How to run a pipeline

You first have to define your project. This will give you a PEP linked to a pipeline. Next, we'll run the pipeline.

The basic command is looper run. To run your pipeline, just:

looper run project_config.yaml

This will submit a job for each sample. That's basically all there is to it; after this, there's a lot of powerful options and tweaks you can do to control your jobs. Here we'll just mention a few of them.

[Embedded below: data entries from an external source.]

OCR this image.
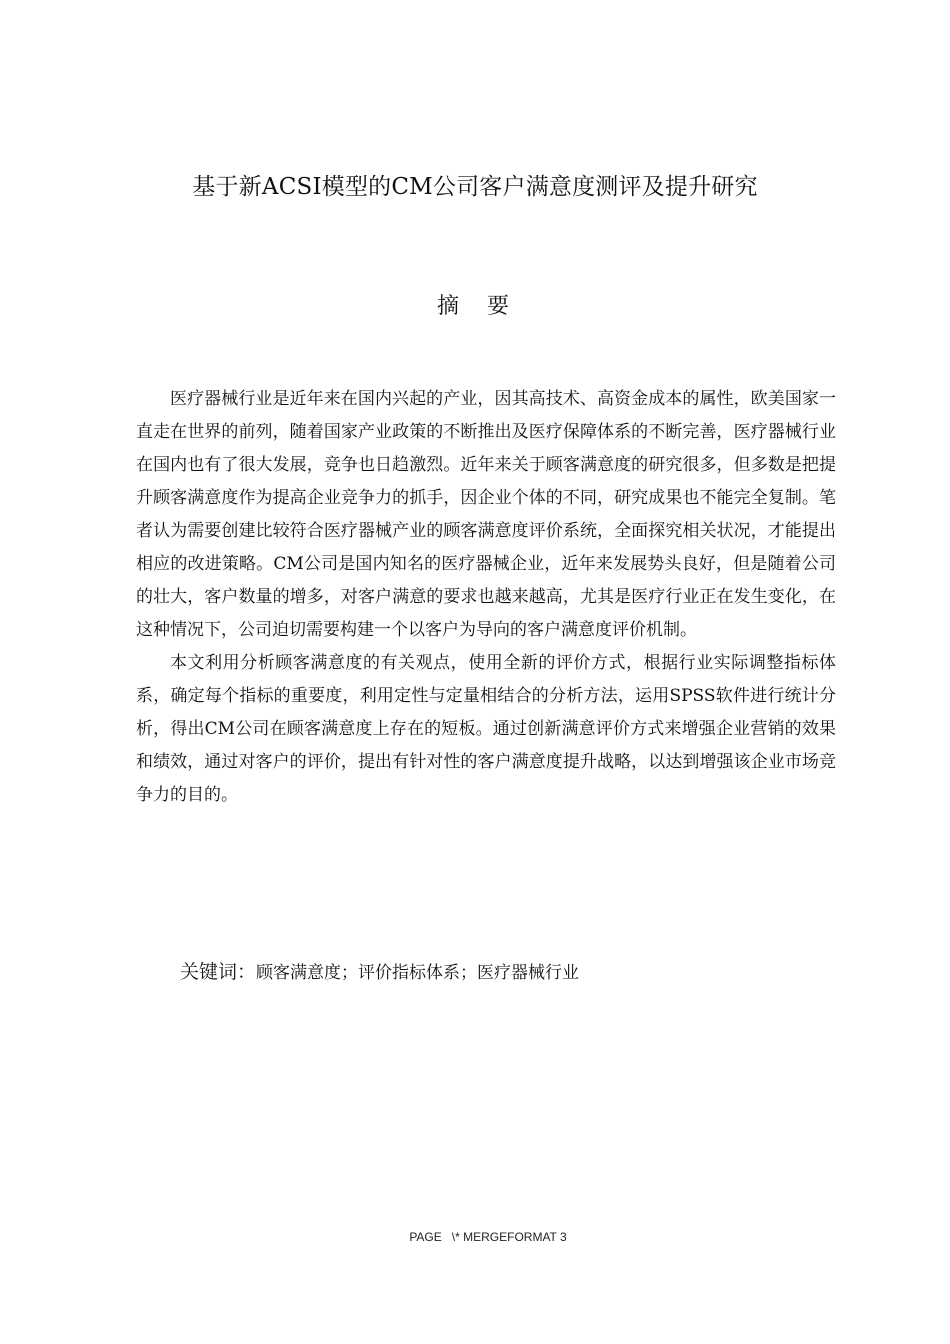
基于新ACSI模型的CM公司客户满意度测评及提升研究
摘要

医疗器械行业是近年来在国内兴起的产业，因其高技术、高资金成本的属性，欧美国家一直走在世界的前列，随着国家产业政策的不断推出及医疗保障体系的不断完善，医疗器械行业在国内也有了很大发展，竞争也日趋激烈。近年来关于顾客满意度的研究很多，但多数是把提升顾客满意度作为提高企业竞争力的抓手，因企业个体的不同，研究成果也不能完全复制。笔者认为需要创建比较符合医疗器械产业的顾客满意度评价系统，全面探究相关状况，才能提出相应的改进策略。CM公司是国内知名的医疗器械企业，近年来发展势头良好，但是随着公司的壮大，客户数量的增多，对客户满意的要求也越来越高，尤其是医疗行业正在发生变化，在这种情况下，公司迫切需要构建一个以客户为导向的客户满意度评价机制。

本文利用分析顾客满意度的有关观点，使用全新的评价方式，根据行业实际调整指标体系，确定每个指标的重要度，利用定性与定量相结合的分析方法，运用SPSS软件进行统计分析，得出CM公司在顾客满意度上存在的短板。通过创新满意评价方式来增强企业营销的效果和绩效，通过对客户的评价，提出有针对性的客户满意度提升战略，以达到增强该企业市场竞争力的目的。

关键词：顾客满意度；评价指标体系；医疗器械行业
PAGE   \* MERGEFORMAT 3
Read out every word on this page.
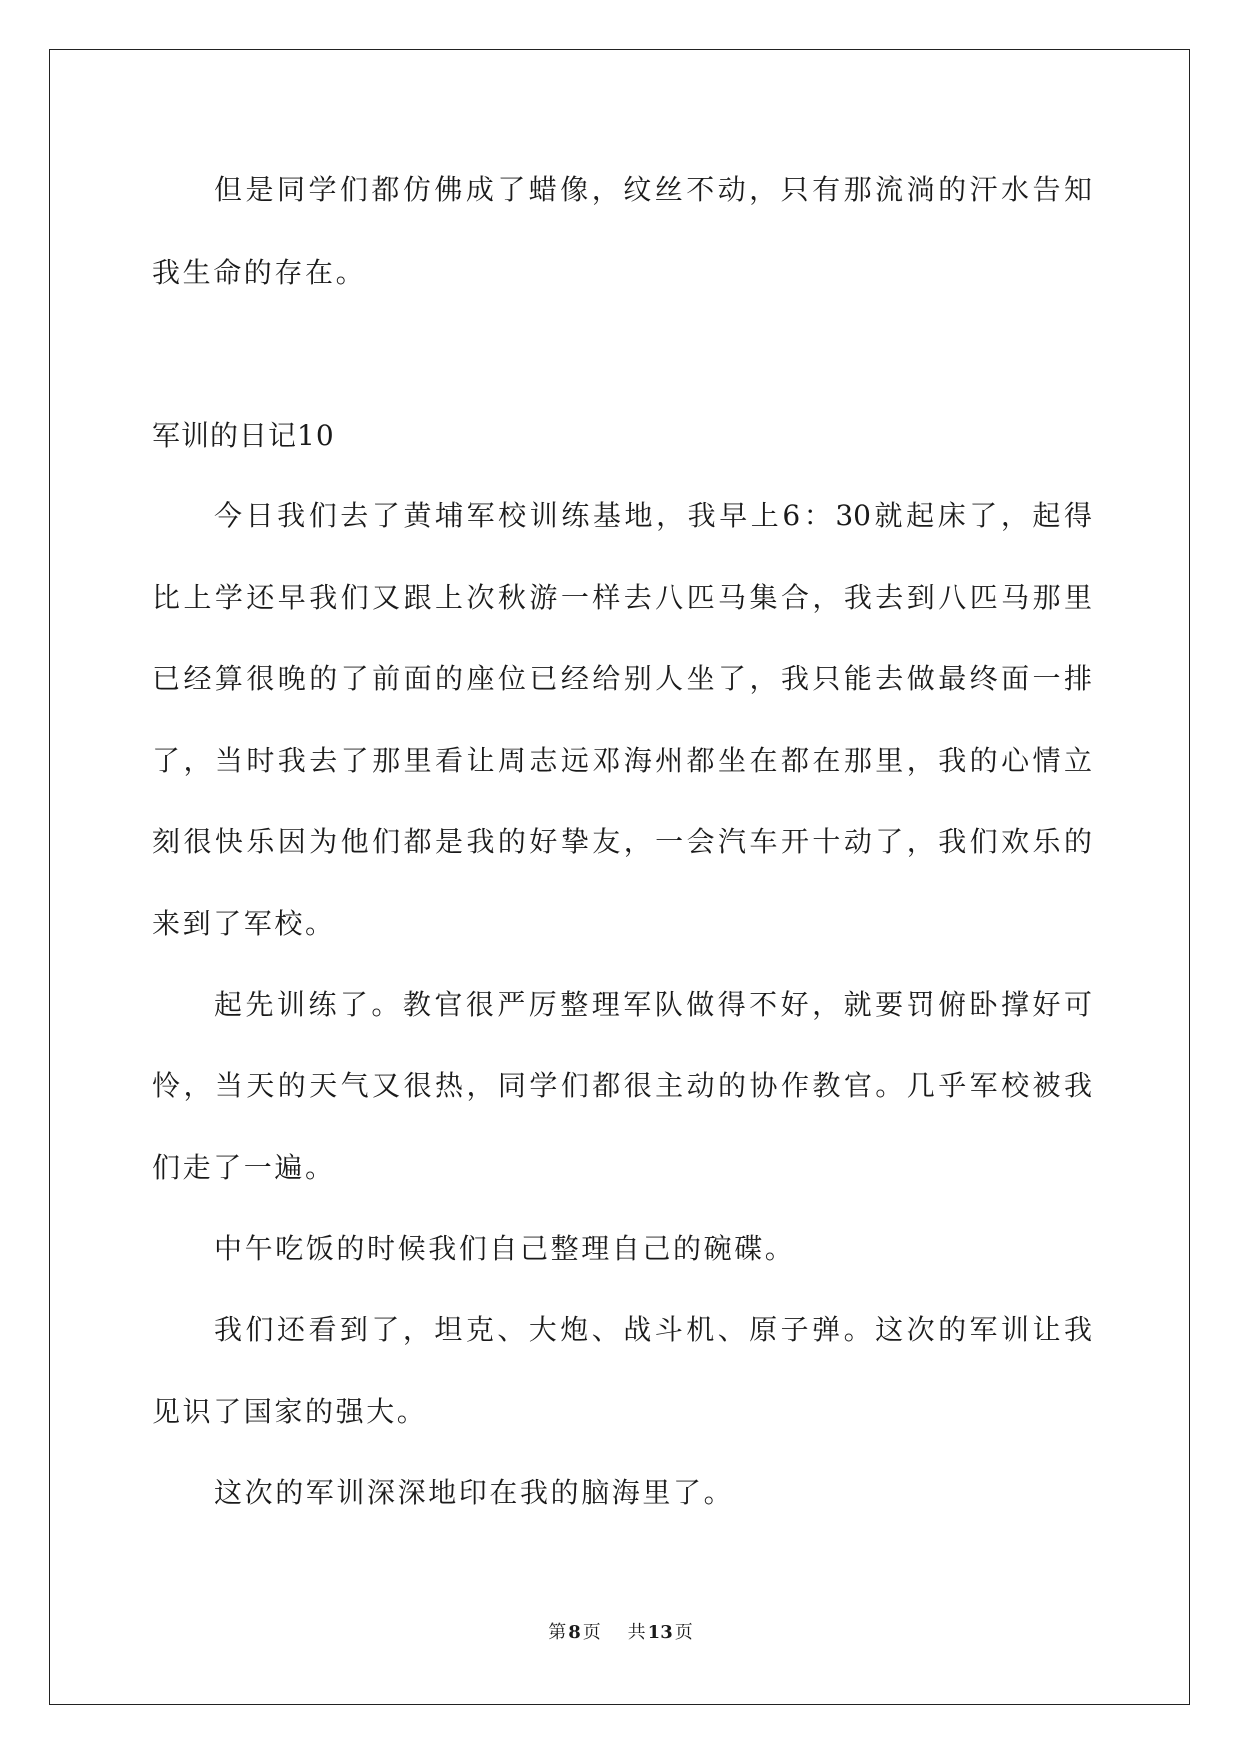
但是同学们都仿佛成了蜡像，纹丝不动，只有那流淌的汗水告知
我生命的存在。
军训的日记10
今日我们去了黄埔军校训练基地，我早上6：30就起床了，起得
比上学还早我们又跟上次秋游一样去八匹马集合，我去到八匹马那里
已经算很晚的了前面的座位已经给别人坐了，我只能去做最终面一排
了，当时我去了那里看让周志远邓海州都坐在都在那里，我的心情立
刻很快乐因为他们都是我的好挚友，一会汽车开十动了，我们欢乐的
来到了军校。
起先训练了。教官很严厉整理军队做得不好，就要罚俯卧撑好可
怜，当天的天气又很热，同学们都很主动的协作教官。几乎军校被我
们走了一遍。
中午吃饭的时候我们自己整理自己的碗碟。
我们还看到了，坦克、大炮、战斗机、原子弹。这次的军训让我
见识了国家的强大。
这次的军训深深地印在我的脑海里了。
第 8 页 共 13 页
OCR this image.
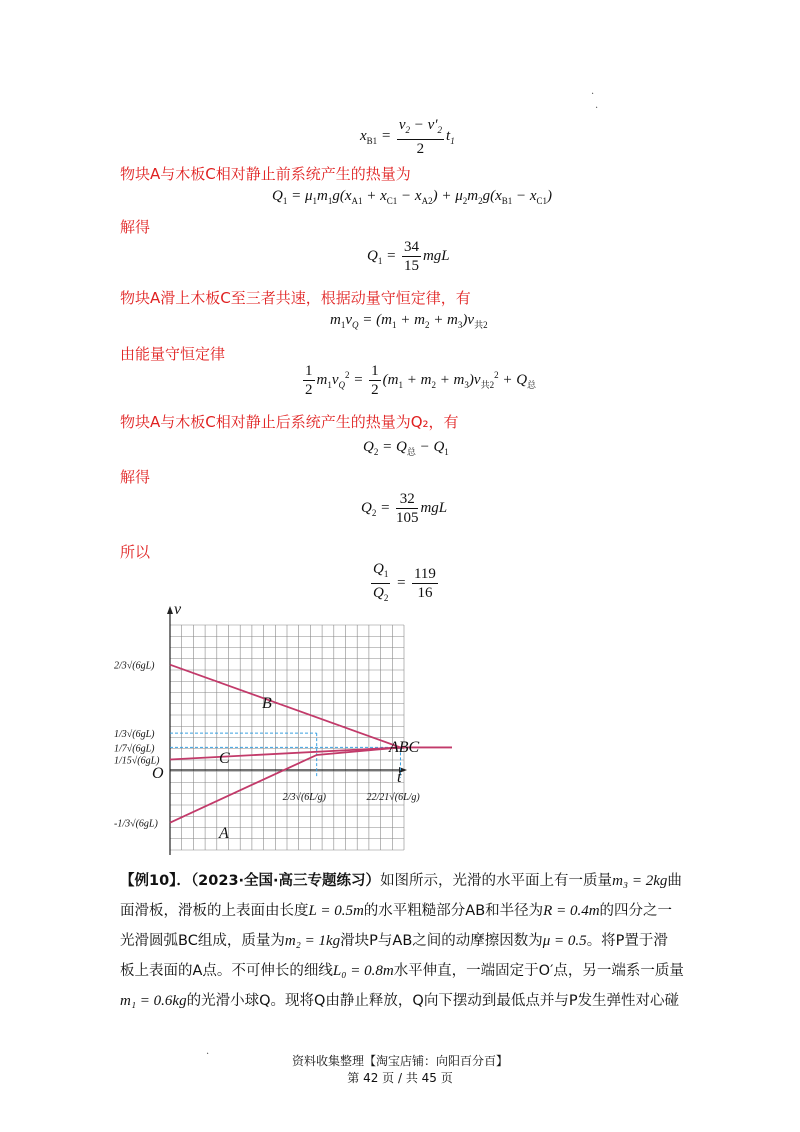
.
.
$x_{B1} = \frac{v_2 - v'_2}{2} t_1$
物块A与木板C相对静止前系统产生的热量为
$Q_1 = \mu_1m_1g(x_{A1} + x_{C1} - x_{A2}) + \mu_2m_2g(x_{B1} - x_{C1})$
解得
$Q_1 = \frac{34}{15}$ mgL
物块A滑上木板C至三者共速，根据动量守恒定律，有
$m_1v_Q = (m_1 + m_2 + m_3)v_{共2}$
由能量守恒定律
$\frac{1}{2} m_1v_Q^2 = \frac{1}{2} (m_1 + m_2 + m_3)v_{共2}^2 + Q_总$
物块A与木板C相对静止后系统产生的热量为Q₂，有
$Q_2 = Q_总 - Q_1$
解得
$Q_2 = \frac{32}{105}$ mgL
所以
$\frac{Q_1}{Q_2} = \frac{119}{16}$
v
t
O
B
C
A
ABC
2/3√(6gL)
1/3√(6gL)
1/7√(6gL)
1/15√(6gL)
-1/3√(6gL)
2/3√(6L/g)	22/21√(6L/g)
【例10】．（2023·全国·高三专题练习）如图所示，光滑的水平面上有一质量m₃ = 2kg曲
面滑板，滑板的上表面由长度L = 0.5m的水平粗糙部分AB和半径为R = 0.4m的四分之一
光滑圆弧BC组成，质量为m₂ = 1kg滑块P与AB之间的动摩擦因数为μ = 0.5。将P置于滑
板上表面的A点。不可伸长的细线L₀ = 0.8m水平伸直，一端固定于O′点，另一端系一质量
m₁ = 0.6kg的光滑小球Q。现将Q由静止释放，Q向下摆动到最低点并与P发生弹性对心碰
资料收集整理【淘宝店铺：向阳百分百】
第 42 页 / 共 45 页
.
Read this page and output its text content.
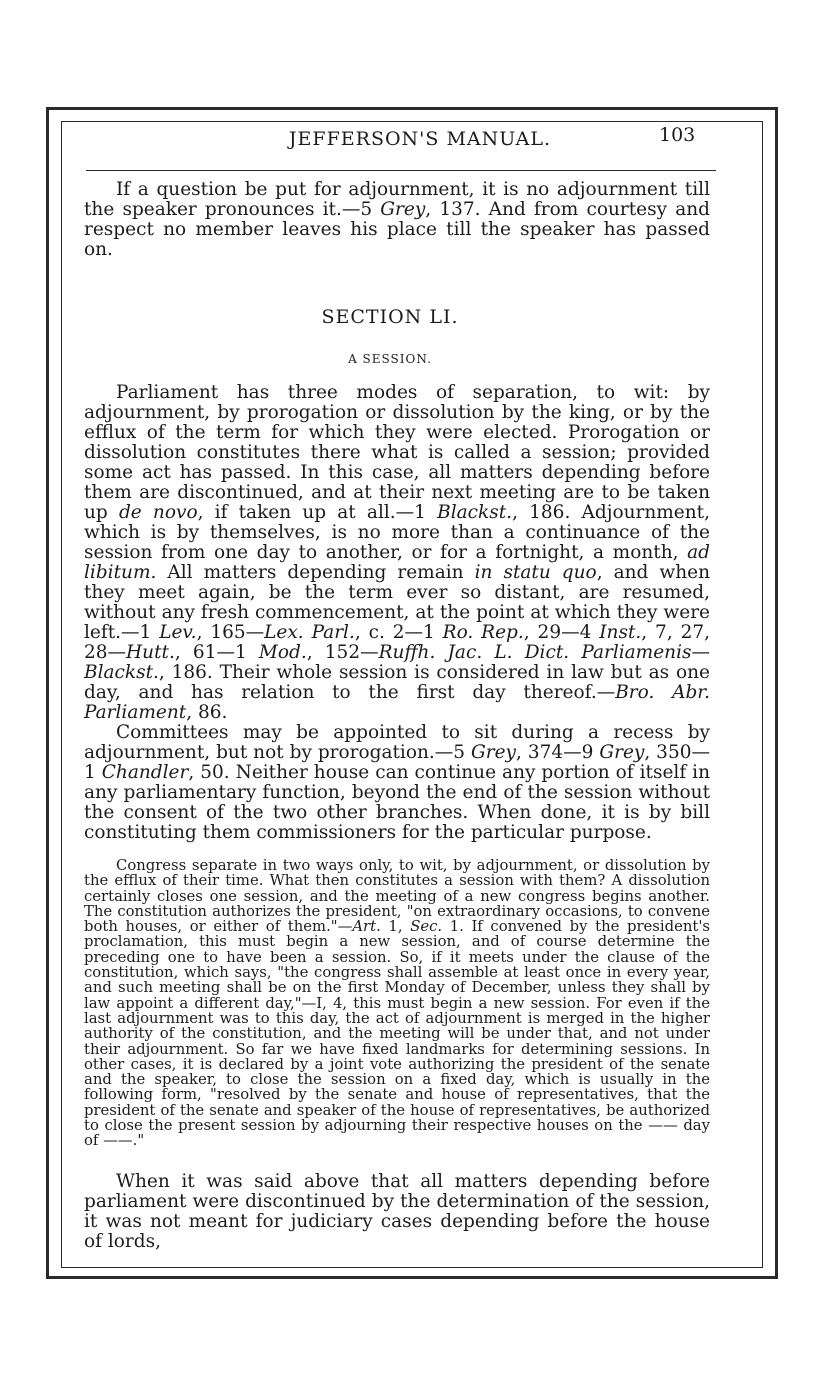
JEFFERSON'S MANUAL.	103

If a question be put for adjournment, it is no adjournment till the speaker pronounces it.—5 Grey, 137. And from courtesy and respect no member leaves his place till the speaker has passed on.

SECTION LI.
A SESSION.

Parliament has three modes of separation, to wit: by adjournment, by prorogation or dissolution by the king, or by the efflux of the term for which they were elected. Prorogation or dissolution constitutes there what is called a session; provided some act has passed. In this case, all matters depending before them are discontinued, and at their next meeting are to be taken up de novo, if taken up at all.—1 Blackst., 186. Adjournment, which is by themselves, is no more than a continuance of the session from one day to another, or for a fortnight, a month, ad libitum. All matters depending remain in statu quo, and when they meet again, be the term ever so distant, are resumed, without any fresh commencement, at the point at which they were left.—1 Lev., 165—Lex. Parl., c. 2—1 Ro. Rep., 29—4 Inst., 7, 27, 28—Hutt., 61—1 Mod., 152—Ruffh. Jac. L. Dict. Parliamenis—Blackst., 186. Their whole session is considered in law but as one day, and has relation to the first day thereof.—Bro. Abr. Parliament, 86.

Committees may be appointed to sit during a recess by adjournment, but not by prorogation.—5 Grey, 374—9 Grey, 350—1 Chandler, 50. Neither house can continue any portion of itself in any parliamentary function, beyond the end of the session without the consent of the two other branches. When done, it is by bill constituting them commissioners for the particular purpose.

Congress separate in two ways only, to wit, by adjournment, or dissolution by the efflux of their time. What then constitutes a session with them? A dissolution certainly closes one session, and the meeting of a new congress begins another. The constitution authorizes the president, "on extraordinary occasions, to convene both houses, or either of them."—Art. 1, Sec. 1. If convened by the president's proclamation, this must begin a new session, and of course determine the preceding one to have been a session. So, if it meets under the clause of the constitution, which says, "the congress shall assemble at least once in every year, and such meeting shall be on the first Monday of December, unless they shall by law appoint a different day,"—I, 4, this must begin a new session. For even if the last adjournment was to this day, the act of adjournment is merged in the higher authority of the constitution, and the meeting will be under that, and not under their adjournment. So far we have fixed landmarks for determining sessions. In other cases, it is declared by a joint vote authorizing the president of the senate and the speaker, to close the session on a fixed day, which is usually in the following form, "resolved by the senate and house of representatives, that the president of the senate and speaker of the house of representatives, be authorized to close the present session by adjourning their respective houses on the —— day of ——."

When it was said above that all matters depending before parliament were discontinued by the determination of the session, it was not meant for judiciary cases depending before the house of lords,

  • Dry runs. You can use -d, --dry-run to create the job submission scripts, but not actually run them. This is really useful for testing that everything is set up correctly before you commit to submitting hundreds of jobs.
  • Limiting the number of jobs. You can -l, --limit to test a few before running all samples. You can also use the --selector-* arguments to select certain samples to include or exclude.
  • Grouping jobs. You can use -u, --lump or -n, --lumpn to group jobs. More details on grouping jobs.
  • Changing compute settings. You can use -p, --package, -s, --settings, or -c, --compute to change the compute templates. Read more in running on a cluster.
  • Time delay. You can stagger submissions to not overload a submission engine using --time-delay.
  • Use rerun to resubmit jobs. To run only jobs that previously failed, try looper rerun.
  • Tweak the command on-the-fly. The --command-extra arguments allow you to pass extra arguments to every command straight through from looper. See parameterizing pipelines.